The consequences have been enormously damaging. Evangelicals have long struggled against charges of hypocrisy — and southern Evangelicals, especially, have struggled to shed the burden of slavery and Jim Crow. Yet now the headline is that Evangelicals helped propel a vulgar demagogue to the top of the Republican field, and that Evangelicals are overlooking, ignoring, or perhaps even enjoying his obscene personal insults, his flirtation with racists, and his erratic, unlawful, and brutal policy proposals.
This is a double failure. It represents a failure of leadership — of the activists who scoffed at Trump’s rise, pursued their own agendas, and proved that they didn’t understand the complexities and divisions within their own movement. And it also represents an individual failure on the part of the hundreds of thousands of Evangelicals who’ve cast their votes for a man who flaunts his religious ignorance and glories in his public sinfulness.

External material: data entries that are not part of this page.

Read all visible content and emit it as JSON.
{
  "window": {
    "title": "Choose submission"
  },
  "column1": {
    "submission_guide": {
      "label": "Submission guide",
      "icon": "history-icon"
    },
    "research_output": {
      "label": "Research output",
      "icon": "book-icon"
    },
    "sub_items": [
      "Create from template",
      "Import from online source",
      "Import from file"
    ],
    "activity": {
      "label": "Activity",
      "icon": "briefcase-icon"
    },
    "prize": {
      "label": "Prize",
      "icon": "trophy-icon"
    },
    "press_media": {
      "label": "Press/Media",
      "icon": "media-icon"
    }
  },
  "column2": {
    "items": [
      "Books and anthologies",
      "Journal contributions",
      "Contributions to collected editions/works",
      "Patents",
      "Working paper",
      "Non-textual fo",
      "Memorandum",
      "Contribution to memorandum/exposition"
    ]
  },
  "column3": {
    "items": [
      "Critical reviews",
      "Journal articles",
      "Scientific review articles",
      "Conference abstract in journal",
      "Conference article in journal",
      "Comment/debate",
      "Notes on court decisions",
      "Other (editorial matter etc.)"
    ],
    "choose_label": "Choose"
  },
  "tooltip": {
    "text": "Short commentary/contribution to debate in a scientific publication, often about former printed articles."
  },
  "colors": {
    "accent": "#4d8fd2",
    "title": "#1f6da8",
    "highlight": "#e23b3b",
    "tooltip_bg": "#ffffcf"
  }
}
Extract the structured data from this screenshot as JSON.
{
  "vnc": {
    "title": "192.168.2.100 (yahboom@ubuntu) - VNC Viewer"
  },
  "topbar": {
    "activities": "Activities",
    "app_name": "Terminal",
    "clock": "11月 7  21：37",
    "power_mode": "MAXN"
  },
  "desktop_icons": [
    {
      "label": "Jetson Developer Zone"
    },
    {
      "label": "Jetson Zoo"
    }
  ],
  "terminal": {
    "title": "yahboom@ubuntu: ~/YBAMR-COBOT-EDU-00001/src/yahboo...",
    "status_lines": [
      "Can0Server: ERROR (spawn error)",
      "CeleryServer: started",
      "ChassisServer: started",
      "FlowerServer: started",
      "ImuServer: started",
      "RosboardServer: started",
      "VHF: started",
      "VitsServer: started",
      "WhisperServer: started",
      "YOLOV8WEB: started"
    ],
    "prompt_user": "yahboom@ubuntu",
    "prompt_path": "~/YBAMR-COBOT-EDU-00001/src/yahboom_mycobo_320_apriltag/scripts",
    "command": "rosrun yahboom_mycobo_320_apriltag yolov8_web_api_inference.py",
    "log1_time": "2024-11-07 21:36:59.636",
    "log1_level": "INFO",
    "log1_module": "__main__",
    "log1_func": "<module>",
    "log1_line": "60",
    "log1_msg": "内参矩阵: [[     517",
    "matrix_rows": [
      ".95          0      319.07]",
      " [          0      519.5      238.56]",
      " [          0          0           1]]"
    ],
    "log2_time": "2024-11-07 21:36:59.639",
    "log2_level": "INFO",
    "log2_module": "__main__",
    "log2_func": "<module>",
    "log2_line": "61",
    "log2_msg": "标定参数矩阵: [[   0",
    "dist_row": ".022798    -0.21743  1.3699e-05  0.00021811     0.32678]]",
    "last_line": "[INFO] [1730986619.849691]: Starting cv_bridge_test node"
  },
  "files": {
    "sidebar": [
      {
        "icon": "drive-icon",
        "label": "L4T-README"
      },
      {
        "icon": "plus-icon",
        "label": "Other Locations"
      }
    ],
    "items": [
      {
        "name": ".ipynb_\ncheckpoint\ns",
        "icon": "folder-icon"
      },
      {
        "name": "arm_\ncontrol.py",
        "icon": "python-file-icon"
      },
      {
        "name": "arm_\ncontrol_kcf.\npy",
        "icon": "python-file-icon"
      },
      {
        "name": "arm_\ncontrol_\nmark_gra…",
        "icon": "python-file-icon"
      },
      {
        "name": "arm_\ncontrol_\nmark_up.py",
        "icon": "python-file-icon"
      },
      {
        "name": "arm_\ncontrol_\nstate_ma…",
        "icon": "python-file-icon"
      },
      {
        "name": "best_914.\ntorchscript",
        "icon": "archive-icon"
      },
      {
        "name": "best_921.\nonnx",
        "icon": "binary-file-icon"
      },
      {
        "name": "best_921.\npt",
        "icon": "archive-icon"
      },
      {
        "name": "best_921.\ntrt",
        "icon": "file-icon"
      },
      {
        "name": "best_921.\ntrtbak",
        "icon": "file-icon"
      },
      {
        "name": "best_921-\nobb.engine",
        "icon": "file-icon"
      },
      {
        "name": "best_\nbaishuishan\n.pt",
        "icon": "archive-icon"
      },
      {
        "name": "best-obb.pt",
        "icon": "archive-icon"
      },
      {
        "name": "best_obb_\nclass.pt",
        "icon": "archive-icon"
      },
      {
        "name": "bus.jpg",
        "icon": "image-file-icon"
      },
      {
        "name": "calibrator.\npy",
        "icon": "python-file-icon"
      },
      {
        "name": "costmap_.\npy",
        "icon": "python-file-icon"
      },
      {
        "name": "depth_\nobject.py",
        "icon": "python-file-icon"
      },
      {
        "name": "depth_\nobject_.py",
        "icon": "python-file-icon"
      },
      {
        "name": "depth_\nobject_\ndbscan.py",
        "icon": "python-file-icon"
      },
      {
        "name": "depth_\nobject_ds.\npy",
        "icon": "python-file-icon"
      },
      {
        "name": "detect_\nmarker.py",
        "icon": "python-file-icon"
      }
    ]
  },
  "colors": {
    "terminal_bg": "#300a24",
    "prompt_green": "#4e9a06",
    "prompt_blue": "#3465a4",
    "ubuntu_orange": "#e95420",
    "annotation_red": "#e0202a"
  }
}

But all is not lost. Romans 8:28 says, “And we know that in all things God works for the good of those who love him.” Perhaps the good in this colossal error is a necessary rediscovery of humility and a necessary chastening. Evangelicals are not as good or wise as perhaps we thought we were. In other words, there is great virtue in seeing ourselves as we truly are — warts and all. But now it’s time to shake off the shell shock, repent of foolishness and pride, and get to work. Evangelical leaders have a movement to educate and unite, a nation to protect, and a dime-store Caesar to stop.